4. Sustain impact: Balance automation and the human touch
A change is transformative only if it sticks. Without support, initial enthusiasm tends to falter and progress can break down.
Leading companies combine advanced technologies and personal support to ensure that doesn’t happen. They hard-wire changes into the fabric of the organization by digitizing processes and using analytics to support new behaviors. They might, for example, price for value rather than volume, segment and prioritize customer opportunities by lifetime value, and track performance deviation and recommend interventions.
A leading manufacturing company recognized the benefits of adjusting its go-to-market approach from “one size fits all” to a model tailored to each segment. However, experience had shown that simply segmenting its customers and training the sales force on the nuanced service models for each was unlikely to work. Instead, the company used technology to embed the desired changes into every facet of its go-to-market strategy.
It began by outlining each customer segment’s unique needs across such factors as preferred method of sales interaction, supply-chain requirements, technology support, and customer service. With those preferences clear, sales executives called on tech to automate some processes and reinforce others.
For example, the CRM workflow was updated to match each segment’s preferred sales motion: customers who preferred digital interactions were switched to a more automated reordering process, while others received high-touch treatment from reps. Sellers were constantly reminded of best practice as they moved deals through the funnel, including prompts that helped hard-wire the changes the company sought, such as reminders of what services or support was available, suggestions for whom to involve from other functions, and guidelines on how much time to spend on the account. The result was significantly improved service levels and customer satisfaction, and a 4 percent improvement in return on sales.

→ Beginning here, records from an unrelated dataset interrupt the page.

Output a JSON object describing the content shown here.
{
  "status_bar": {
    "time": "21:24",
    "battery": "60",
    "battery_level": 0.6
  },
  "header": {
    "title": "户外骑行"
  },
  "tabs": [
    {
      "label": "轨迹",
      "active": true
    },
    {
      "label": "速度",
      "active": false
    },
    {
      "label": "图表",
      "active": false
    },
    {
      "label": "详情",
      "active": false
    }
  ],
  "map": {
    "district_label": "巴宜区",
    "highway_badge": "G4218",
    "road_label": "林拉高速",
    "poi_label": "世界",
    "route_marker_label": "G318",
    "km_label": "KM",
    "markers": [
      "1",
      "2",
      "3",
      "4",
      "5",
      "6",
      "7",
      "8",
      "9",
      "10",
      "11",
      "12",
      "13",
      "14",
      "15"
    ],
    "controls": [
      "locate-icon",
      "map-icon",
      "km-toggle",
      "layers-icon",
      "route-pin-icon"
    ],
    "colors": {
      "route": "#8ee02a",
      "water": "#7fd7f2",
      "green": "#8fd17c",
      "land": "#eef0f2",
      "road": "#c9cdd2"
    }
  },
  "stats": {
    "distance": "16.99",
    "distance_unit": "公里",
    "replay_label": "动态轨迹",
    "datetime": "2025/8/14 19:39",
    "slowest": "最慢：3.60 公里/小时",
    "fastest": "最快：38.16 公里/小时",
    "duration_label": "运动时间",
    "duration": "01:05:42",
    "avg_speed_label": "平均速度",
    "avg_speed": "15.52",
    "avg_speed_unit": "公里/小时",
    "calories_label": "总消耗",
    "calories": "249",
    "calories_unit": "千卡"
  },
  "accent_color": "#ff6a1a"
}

Relying on technology to drive the change alone, however, is a mistake. For change to stick, managers need to provide sales reps with personalized coaching, often supported by analytics that highlights performance challenges, as well. The best managers focus on “microinterventions” to coach their people with feedback as needed, rather than waiting for more formal regular review sessions. The key is making sure all this coaching is done with the same level of scientific rigor as the rest of the transformation by focusing on the areas of greatest value. That includes, for example, being clear about which people to target for training (data shows that training often has the greatest impact on middle performers, who tend to have the greatest achievable upside), or tailoring feedback to a person’s performance trajectory.
As one sales executive noted, “Despite all the benefits of automation, we made sure we routinely checked in with our team to hear from them first hand whether we were sustaining our new model.”
Sales transformations aren’t new. But by understanding how to use data, analytics, and the personal touch, sales leaders can drive change that matters and sticks.